Tuesday, 1 July 2008

Tuesday 1st July - Missing the point





DAILY BYTE

If I had to try to sum up what Jesus is meaning through these words, as set up against his teaching in the preceding chapters (the Sermon on the Mount), it would be in the following way:

Don’t centre your spirituality on achievement rather than relationship, or on performance rather than grace, because if you do that, you will be missing the point of everything that is important to God.

But of course it’s about grace, you may be thinking, we hear that message again and again. However, there is a very big difference between knowing something in your head and knowing it in your heart, and I can’t tell you how often my own spirituality warps into performance fixation – desperately trying to prove my worth to God and others by what I can do.

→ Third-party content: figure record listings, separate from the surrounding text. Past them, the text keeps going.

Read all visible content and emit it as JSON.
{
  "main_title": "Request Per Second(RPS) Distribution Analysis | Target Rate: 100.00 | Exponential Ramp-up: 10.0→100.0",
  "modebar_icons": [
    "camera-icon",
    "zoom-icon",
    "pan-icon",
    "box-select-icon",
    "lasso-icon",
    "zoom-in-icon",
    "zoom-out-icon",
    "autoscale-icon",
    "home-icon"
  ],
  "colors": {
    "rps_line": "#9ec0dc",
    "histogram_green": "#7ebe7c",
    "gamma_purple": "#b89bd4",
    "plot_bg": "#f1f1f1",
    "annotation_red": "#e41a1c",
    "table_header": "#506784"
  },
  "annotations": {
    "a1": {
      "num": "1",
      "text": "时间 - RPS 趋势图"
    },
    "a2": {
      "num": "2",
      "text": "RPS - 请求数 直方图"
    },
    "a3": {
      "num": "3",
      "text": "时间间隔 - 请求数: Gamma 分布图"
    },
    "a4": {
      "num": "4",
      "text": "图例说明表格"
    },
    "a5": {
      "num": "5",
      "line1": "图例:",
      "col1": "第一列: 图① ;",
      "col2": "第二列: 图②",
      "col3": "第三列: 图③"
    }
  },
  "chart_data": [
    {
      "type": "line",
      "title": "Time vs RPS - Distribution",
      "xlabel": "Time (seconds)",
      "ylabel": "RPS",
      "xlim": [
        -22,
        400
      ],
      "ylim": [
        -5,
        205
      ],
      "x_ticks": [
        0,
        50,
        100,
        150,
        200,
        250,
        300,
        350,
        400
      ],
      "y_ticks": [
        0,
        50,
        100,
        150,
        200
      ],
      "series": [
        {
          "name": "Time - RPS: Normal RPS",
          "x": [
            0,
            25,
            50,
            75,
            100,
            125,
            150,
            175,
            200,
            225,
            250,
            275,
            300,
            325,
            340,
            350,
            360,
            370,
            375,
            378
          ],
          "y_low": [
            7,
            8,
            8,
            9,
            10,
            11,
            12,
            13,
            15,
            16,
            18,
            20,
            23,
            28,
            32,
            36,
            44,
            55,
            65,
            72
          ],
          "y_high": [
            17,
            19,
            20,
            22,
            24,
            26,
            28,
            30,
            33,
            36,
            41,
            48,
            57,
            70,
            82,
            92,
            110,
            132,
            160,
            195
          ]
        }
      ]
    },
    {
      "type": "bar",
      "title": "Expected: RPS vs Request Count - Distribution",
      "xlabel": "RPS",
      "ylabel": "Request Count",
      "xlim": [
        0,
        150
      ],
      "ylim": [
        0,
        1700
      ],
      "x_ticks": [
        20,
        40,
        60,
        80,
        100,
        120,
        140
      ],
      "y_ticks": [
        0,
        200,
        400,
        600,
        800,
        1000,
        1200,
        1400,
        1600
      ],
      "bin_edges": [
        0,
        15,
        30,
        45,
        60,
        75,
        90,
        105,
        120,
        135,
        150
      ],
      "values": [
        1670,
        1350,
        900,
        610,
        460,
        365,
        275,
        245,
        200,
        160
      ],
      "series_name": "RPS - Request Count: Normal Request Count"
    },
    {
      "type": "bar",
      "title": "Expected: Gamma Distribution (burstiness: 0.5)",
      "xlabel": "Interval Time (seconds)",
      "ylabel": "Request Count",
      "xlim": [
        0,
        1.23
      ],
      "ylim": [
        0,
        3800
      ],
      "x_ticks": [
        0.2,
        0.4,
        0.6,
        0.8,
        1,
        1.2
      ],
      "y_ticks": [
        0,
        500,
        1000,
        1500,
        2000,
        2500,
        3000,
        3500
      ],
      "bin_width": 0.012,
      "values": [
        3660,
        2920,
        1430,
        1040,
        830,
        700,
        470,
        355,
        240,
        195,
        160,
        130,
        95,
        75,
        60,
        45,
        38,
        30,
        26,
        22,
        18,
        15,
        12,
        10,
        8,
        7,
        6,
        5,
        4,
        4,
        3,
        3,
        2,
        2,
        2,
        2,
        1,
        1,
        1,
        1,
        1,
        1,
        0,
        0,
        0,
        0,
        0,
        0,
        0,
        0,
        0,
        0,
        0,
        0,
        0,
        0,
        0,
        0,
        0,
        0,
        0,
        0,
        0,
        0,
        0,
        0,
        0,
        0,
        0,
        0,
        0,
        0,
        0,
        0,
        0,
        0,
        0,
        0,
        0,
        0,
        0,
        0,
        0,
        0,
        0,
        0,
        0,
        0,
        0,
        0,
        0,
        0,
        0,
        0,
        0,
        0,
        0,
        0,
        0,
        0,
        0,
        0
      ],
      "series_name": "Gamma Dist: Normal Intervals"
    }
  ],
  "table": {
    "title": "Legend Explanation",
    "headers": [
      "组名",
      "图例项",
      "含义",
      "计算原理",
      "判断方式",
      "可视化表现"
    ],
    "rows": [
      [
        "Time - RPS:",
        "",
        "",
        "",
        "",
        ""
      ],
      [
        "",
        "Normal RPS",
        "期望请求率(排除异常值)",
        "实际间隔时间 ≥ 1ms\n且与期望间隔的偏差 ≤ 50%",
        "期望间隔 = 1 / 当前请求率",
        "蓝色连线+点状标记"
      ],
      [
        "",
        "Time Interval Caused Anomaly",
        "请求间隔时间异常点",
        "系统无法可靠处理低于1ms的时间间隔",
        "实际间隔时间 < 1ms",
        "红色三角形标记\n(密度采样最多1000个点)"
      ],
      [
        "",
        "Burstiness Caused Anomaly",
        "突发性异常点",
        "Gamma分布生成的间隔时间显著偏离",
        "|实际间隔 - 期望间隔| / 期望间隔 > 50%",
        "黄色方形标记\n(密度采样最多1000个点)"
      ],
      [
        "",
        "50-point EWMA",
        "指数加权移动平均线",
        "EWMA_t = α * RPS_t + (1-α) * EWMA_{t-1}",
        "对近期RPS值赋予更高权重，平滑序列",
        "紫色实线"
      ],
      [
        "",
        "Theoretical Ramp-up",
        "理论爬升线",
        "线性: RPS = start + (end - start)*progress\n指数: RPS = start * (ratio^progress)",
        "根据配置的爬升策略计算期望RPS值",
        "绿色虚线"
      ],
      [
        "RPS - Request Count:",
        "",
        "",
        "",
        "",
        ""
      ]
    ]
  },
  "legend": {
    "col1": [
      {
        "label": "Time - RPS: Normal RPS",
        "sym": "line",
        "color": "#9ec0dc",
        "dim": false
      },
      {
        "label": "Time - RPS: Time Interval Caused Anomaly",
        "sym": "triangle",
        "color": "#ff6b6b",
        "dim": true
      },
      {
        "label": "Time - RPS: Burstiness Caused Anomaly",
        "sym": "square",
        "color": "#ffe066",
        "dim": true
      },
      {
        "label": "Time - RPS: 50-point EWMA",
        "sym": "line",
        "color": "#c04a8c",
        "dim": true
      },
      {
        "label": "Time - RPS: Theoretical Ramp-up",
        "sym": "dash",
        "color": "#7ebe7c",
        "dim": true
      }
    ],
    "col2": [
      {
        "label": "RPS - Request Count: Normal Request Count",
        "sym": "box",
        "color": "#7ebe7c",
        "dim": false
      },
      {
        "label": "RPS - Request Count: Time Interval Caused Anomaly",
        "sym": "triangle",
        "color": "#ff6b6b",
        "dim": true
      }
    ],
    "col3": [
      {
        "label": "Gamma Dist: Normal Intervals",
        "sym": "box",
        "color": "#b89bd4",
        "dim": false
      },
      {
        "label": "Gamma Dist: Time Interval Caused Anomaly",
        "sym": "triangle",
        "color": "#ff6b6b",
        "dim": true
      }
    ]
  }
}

There is no doubt that we live in a performance-orientated culture. We define people’s worth around their achievements, and we look to achieve our own purpose and meaning through our own accomplishments.

Gordon MacDonald talks about attending a granddaughter’s soccer match, where after the match the children spilled off the field in a mad rush to find their parents. He remembers one little boy sprinting up to his day to excitedly exclaim: ‘Hey Dad, I scored a goal today.’
To which his father replied: ‘Yeah, but you missed two others’.

It seems we imbibe with our mother’s milk the lesson that our culture’s priority is achievements and accomplishments, and that these things will bring us approval and meaning and purpose.

And then we bring that achievement mindset to our spirituality, as seen in these words: “Lord, but in your name we accomplished great things like prophesying and throwing out demons and performing miracles!”

But Jesus is saying that if one day we stand before God and try to define ourselves by our spiritual achievements, then God will say, ‘So what ... you are missing the point. All I have really cared about is getting to know you, but you have not let me do that because you don’t even know yourself. You have worked so hard on your public world accomplishments but it’s your inner world that counts with me, and that’s what should have been your priority.’

So do you centre your spirituality on achievements and not relationship? On performance rather than grace?

One way you can answer that is to assess how much time over the last week you spent working on your outer world accomplishments and achievements as compared to your inner world relationship with God.

What do you learn about yourself from such an excercise?

PRAY AS YOU GO

Loving Lord, we ask that you would help us to see what is truly important to you and to shape our lives around that. Amen.

FOCUS VERSE
Matthew 7. 22 NRSV

On that day many will say to me, ‘ Lord, Lord, did we not prophesy in your name, and cast out demons in your name and do many deeds of power in your name?’